Asian soups are a culinary heritage from East Asia, whose main secret is based on the broth that is prepared and the special ingredient that is used to give aroma and texture to the palate. The broth for our recipe today is made with chicken bones and vegetables such as carrots, celery and cabbage. Chicken broths are the most common used in Chinese soups. In addition, today's broth will be reinforced by the flavor of ginger and star anise. Asian soups are also considered medicinal soups as they act as an adjuvant in certain diseases and ailments. The presence of ginger and star anise in this soup gives it that special medicinal touch. Ginger is a rhizome that helps prevent tumors and is frequently used in gastrointestinal ailments such as diarrhea, indigestion, nausea and flatulence. It is also ideal for respiratory conditions such as flu, fever, colds, bronchitis, pneumonia, hoarseness and cough. Star anise also has great importance at the stomach level, it helps reduce gas, reduces diarrhea and is even said to stimulate vitality. So now you know all the benefits you will have with this soup. Let's start preparing it! Ingredients (4 servings)  
  • 2 shallots
  • 1 clove garlic
  • 2 small spring onions
  • dried Shiitake mushrooms
  • 1/2 teaspoon ground ginger
  • 1 unit star anise + kitchen twine
  • 2 tablespoons soy sauce
  • 400 ml chicken and vegetable broth (carrot, celery, cabbage and chicken bones)
  • 600 ml mineral water
  • fresh and clean spinach
  • 125 g rice noodles
  • black sesame
  • 1 stalk of spring onion
Preparation (30 minutes approx.): 1. Soak the Shiitake mushrooms. 2. Heat a splash of olive oil in a pot. 3. Chop the shallots and add them to the pot.
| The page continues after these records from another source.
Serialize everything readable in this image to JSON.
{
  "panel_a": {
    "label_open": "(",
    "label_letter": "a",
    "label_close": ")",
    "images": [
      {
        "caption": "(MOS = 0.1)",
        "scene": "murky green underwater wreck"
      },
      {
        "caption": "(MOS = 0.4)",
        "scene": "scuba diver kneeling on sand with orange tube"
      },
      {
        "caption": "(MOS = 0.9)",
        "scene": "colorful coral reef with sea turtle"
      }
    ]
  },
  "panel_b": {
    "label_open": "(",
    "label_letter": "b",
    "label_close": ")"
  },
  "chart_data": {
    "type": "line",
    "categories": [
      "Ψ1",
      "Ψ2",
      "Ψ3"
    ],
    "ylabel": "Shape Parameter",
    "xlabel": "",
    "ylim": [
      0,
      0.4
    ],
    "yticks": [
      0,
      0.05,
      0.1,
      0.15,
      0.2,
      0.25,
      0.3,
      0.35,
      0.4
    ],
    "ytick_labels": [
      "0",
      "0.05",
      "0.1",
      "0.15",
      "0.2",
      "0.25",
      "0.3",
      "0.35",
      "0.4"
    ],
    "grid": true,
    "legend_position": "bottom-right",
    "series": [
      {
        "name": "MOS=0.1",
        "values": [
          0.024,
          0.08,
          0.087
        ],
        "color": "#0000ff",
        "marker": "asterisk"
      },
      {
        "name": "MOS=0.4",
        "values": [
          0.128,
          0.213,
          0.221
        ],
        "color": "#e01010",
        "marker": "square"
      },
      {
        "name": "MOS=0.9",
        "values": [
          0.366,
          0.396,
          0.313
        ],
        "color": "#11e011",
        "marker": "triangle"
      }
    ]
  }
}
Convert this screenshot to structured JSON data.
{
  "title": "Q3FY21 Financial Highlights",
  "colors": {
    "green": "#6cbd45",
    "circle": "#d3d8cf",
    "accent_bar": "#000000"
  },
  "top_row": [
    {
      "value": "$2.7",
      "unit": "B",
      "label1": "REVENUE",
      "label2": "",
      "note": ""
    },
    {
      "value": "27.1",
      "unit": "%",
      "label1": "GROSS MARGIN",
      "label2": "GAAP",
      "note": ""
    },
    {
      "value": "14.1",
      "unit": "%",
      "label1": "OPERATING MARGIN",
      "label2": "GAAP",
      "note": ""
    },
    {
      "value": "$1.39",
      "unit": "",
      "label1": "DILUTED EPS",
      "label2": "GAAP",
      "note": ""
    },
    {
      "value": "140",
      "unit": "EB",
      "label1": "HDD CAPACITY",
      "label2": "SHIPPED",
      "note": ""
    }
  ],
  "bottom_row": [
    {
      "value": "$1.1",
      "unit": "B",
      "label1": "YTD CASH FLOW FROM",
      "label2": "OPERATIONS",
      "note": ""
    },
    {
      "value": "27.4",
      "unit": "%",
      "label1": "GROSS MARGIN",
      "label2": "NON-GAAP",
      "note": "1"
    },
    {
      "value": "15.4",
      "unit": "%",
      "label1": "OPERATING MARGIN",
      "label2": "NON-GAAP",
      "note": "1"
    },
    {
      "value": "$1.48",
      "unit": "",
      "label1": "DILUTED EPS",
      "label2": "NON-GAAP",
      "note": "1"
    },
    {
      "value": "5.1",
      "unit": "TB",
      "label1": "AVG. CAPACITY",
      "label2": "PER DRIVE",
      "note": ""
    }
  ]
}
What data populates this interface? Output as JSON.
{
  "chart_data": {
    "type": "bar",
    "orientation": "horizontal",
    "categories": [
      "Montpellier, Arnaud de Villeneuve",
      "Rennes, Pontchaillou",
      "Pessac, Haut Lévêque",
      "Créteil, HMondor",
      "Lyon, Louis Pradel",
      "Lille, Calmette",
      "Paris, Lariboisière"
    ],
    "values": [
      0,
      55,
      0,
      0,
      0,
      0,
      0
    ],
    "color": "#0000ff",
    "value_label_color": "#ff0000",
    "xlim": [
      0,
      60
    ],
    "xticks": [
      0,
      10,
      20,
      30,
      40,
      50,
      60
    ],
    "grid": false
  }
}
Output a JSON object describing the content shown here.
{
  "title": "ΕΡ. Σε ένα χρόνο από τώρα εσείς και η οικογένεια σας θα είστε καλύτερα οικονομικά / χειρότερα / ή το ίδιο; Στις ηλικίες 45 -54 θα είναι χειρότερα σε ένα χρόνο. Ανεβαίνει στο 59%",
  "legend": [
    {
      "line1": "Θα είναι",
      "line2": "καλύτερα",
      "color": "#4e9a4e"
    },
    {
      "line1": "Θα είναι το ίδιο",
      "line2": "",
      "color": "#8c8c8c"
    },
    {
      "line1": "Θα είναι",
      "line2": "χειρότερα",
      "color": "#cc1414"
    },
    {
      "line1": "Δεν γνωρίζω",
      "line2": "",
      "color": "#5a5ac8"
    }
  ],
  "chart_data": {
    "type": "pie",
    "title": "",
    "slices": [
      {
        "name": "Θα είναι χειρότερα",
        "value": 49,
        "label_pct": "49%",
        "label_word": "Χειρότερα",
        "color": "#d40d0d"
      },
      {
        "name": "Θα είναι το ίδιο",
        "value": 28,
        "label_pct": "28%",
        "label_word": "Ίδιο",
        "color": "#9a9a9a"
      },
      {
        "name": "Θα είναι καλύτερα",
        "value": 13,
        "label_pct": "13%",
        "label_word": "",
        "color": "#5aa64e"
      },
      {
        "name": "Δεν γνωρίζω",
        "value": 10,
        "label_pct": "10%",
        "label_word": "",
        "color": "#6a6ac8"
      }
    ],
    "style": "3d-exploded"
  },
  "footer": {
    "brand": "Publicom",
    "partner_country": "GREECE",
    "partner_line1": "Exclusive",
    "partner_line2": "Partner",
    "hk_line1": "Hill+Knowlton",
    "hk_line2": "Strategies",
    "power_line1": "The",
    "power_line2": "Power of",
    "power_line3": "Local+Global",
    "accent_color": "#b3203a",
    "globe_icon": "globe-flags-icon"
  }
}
Sauté until transparent. 4. Chop the garlic and spring onions and add to the pot. Sauté until the onions are tender. 5. Add the drained mushrooms, half a teaspoon of ground ginger and the star anise. In order to remove the star anise, we give you a trick: tie the star anise with a piece of kitchen twine and so that it does not leak into the pot, tie the other end of the twine to the handle of the pot (see photo). 6. Add the soy sauce, broth and water and boil for about 2 minutes. 7. Remove the star anise (if you want to enhance the anise flavor more, leave it longer). 8. Let the broth boil for 10 more minutes without the star anise. 9. Add 2 handfuls of spinach and the rice noodles. Lower the heat and cook for 5 minutes. Correct salt. 10. Chop the stem of a young onion into very thin slices. 11. Serve the soup with a little black sesame and sliced ​​spring onion stem. Enjoy!